When you hear the name Dante’s Inferno there is a good chance the first thing that comes to mind is the poem The Divine Comedy by Dante Alighieri in which Dante travels through hell, purgatory and heaven. This game is very loosely based off of the first part of that poem in which Dante travels through the Inferno aka Hell.
In the poem, Dante’s ideal woman Beatrice guides him through heaven. In the game, Dante is married to Beatrice. The demo that we reviewed opens in the year 1191 with Dante fighting in the third crusade. At one point he is stabbed in the back and a creature who looks like the Grim Reaper comes to lay claim to his soul. Dante is surprised that he would have to go to hell when the Bishop had promised that all those who fought in the Crusade would be absolved of their sins. Dante decides that he is not going to go out without a fight and the player must then battle Death at which point Dante defeats Death and takes Death’s scythe as a weapon.
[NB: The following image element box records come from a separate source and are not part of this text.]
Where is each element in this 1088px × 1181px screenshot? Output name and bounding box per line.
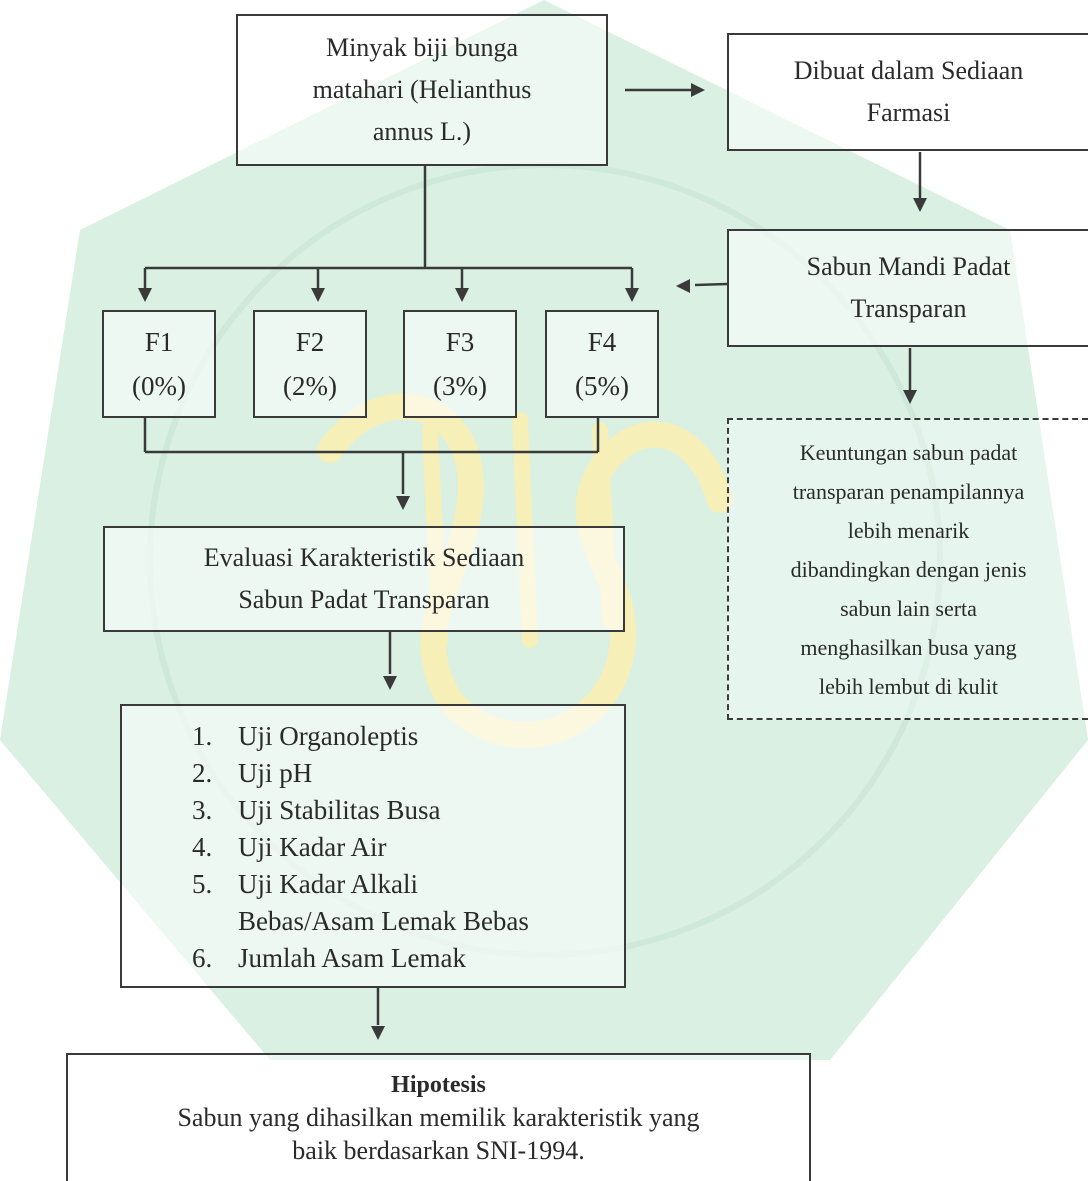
node-formula-f2: F2 (2%) bbox=[253, 310, 367, 418]
node-source-line-2: matahari (Helianthus bbox=[312, 75, 532, 104]
node-advantage-line-1: Keuntungan sabun padat bbox=[799, 439, 1018, 465]
node-tests: 1.Uji Organoleptis 2.Uji pH 3.Uji Stabil… bbox=[120, 704, 626, 988]
formula-percent: (3%) bbox=[433, 371, 487, 401]
test-item: 4.Uji Kadar Air bbox=[192, 832, 387, 862]
formula-percent: (5%) bbox=[575, 371, 629, 401]
node-formula-f1: F1 (0%) bbox=[102, 310, 216, 418]
node-evaluation-line-2: Sabun Padat Transparan bbox=[238, 585, 490, 614]
tests-list: 1.Uji Organoleptis 2.Uji pH 3.Uji Stabil… bbox=[192, 718, 529, 977]
hypothesis-line-1: Sabun yang dihasilkan memilik karakteris… bbox=[177, 1103, 700, 1132]
test-item: 2.Uji pH bbox=[192, 758, 313, 788]
node-source: Minyak biji bunga matahari (Helianthus a… bbox=[236, 14, 608, 166]
node-soap-line-1: Sabun Mandi Padat bbox=[806, 252, 1011, 281]
formula-percent: (2%) bbox=[283, 371, 337, 401]
node-formula-f4: F4 (5%) bbox=[545, 310, 659, 418]
node-advantage-line-4: dibandingkan dengan jenis bbox=[790, 556, 1027, 582]
node-pharma-line-2: Farmasi bbox=[866, 98, 951, 127]
formula-name: F4 bbox=[587, 327, 617, 357]
formula-percent: (0%) bbox=[132, 371, 186, 401]
formula-name: F3 bbox=[445, 327, 475, 357]
node-advantage-line-3: lebih menarik bbox=[847, 517, 970, 543]
hypothesis-line-2: baik berdasarkan SNI-1994. bbox=[292, 1136, 585, 1165]
node-source-line-1: Minyak biji bunga bbox=[325, 33, 519, 62]
node-source-line-3: annus L.) bbox=[372, 117, 472, 146]
node-soap: Sabun Mandi Padat Transparan bbox=[727, 229, 1088, 347]
node-soap-line-2: Transparan bbox=[850, 294, 967, 323]
node-advantage: Keuntungan sabun padat transparan penamp… bbox=[727, 418, 1088, 720]
test-item: 6.Jumlah Asam Lemak bbox=[192, 943, 466, 973]
test-item: 5.Uji Kadar Alkali bbox=[192, 869, 418, 899]
node-evaluation: Evaluasi Karakteristik Sediaan Sabun Pad… bbox=[103, 526, 625, 632]
formula-name: F2 bbox=[295, 327, 325, 357]
node-evaluation-line-1: Evaluasi Karakteristik Sediaan bbox=[203, 543, 525, 572]
test-item-continued: Bebas/Asam Lemak Bebas bbox=[238, 906, 529, 936]
node-formula-f3: F3 (3%) bbox=[403, 310, 517, 418]
node-advantage-line-7: lebih lembut di kulit bbox=[818, 673, 999, 699]
test-item: 3.Uji Stabilitas Busa bbox=[192, 795, 441, 825]
hypothesis-title: Hipotesis bbox=[391, 1072, 486, 1098]
node-advantage-line-6: menghasilkan busa yang bbox=[800, 634, 1017, 660]
node-pharma: Dibuat dalam Sediaan Farmasi bbox=[727, 33, 1088, 151]
node-advantage-line-2: transparan penampilannya bbox=[792, 478, 1025, 504]
node-advantage-line-5: sabun lain serta bbox=[840, 595, 977, 621]
test-item: 1.Uji Organoleptis bbox=[192, 721, 419, 751]
node-hypothesis: Hipotesis Sabun yang dihasilkan memilik … bbox=[66, 1053, 811, 1181]
formula-name: F1 bbox=[144, 327, 174, 357]
node-pharma-line-1: Dibuat dalam Sediaan bbox=[793, 56, 1024, 85]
Moving forward, Dante returns home to Florence hoping to live out the rest of his days in peace with his wife, only to come home and discover that his wife has been murdered. Her spirit then hovers over her body in which we briefly see her comment to Dante that she knew he would come, but then Lucifer aka Satan comes and steals her spirit away. Thus begins the real adventure of the game in which Dante must traverse the Nine Circles of Hell in order to defeat Lucifer and save his wife Beatrice.
What Parents Need to Know
Dante’s Inferno is played from a third person point of view. Dante has two primary weapons. First is the Scythe he stole from Death. Dante will swing this around and slash his enemies with it. Second is a Holy Cross that Dante can use to shoot what appears to be a beam of holy light at his enemies.
When fighting enemies, blood will often times splatter but bodies will quickly disappear after being defeated. There were some cut-scenes, however, that showed mutilated bodies strewn about.
The ESRB did not make any notes on the game box about bad language in Dante’s Inferno. During our time with the demo we only encountered the proper use of the word damnation.
When Dante encounters the dead body of his wife Beatrice, one of her breasts is fully exposed. Also, every time Dante encountered his wife’s spirit in the demo she was fully nude. Her lower parts were covered by the camera angle or some smoke, but her breasts were fully exposed. There is also an animated cut-scene where Dante and his wife are embracing in the nude and her breasts can be seen.
The majority of the game takes place in hell with Dante fighting demonic creatures and the spirits of the dead.
Dante has the ability with a certain move to “Punish or Absolve” certain enemies. Punishing them kills them and absolving them saves their soul with his Holy Cross weapon.
I have to give credit to the developer’s of Dante’s Inferno for the creativity in which they made a game out of the source material. The game, however, is very dark and due to the content listed above, I would not recommend Dante’s Inferno for children. Dante’s Inferno is rated M for good reason and parents should keep the above mentioned content in mind when deciding if this game is right for their family or not.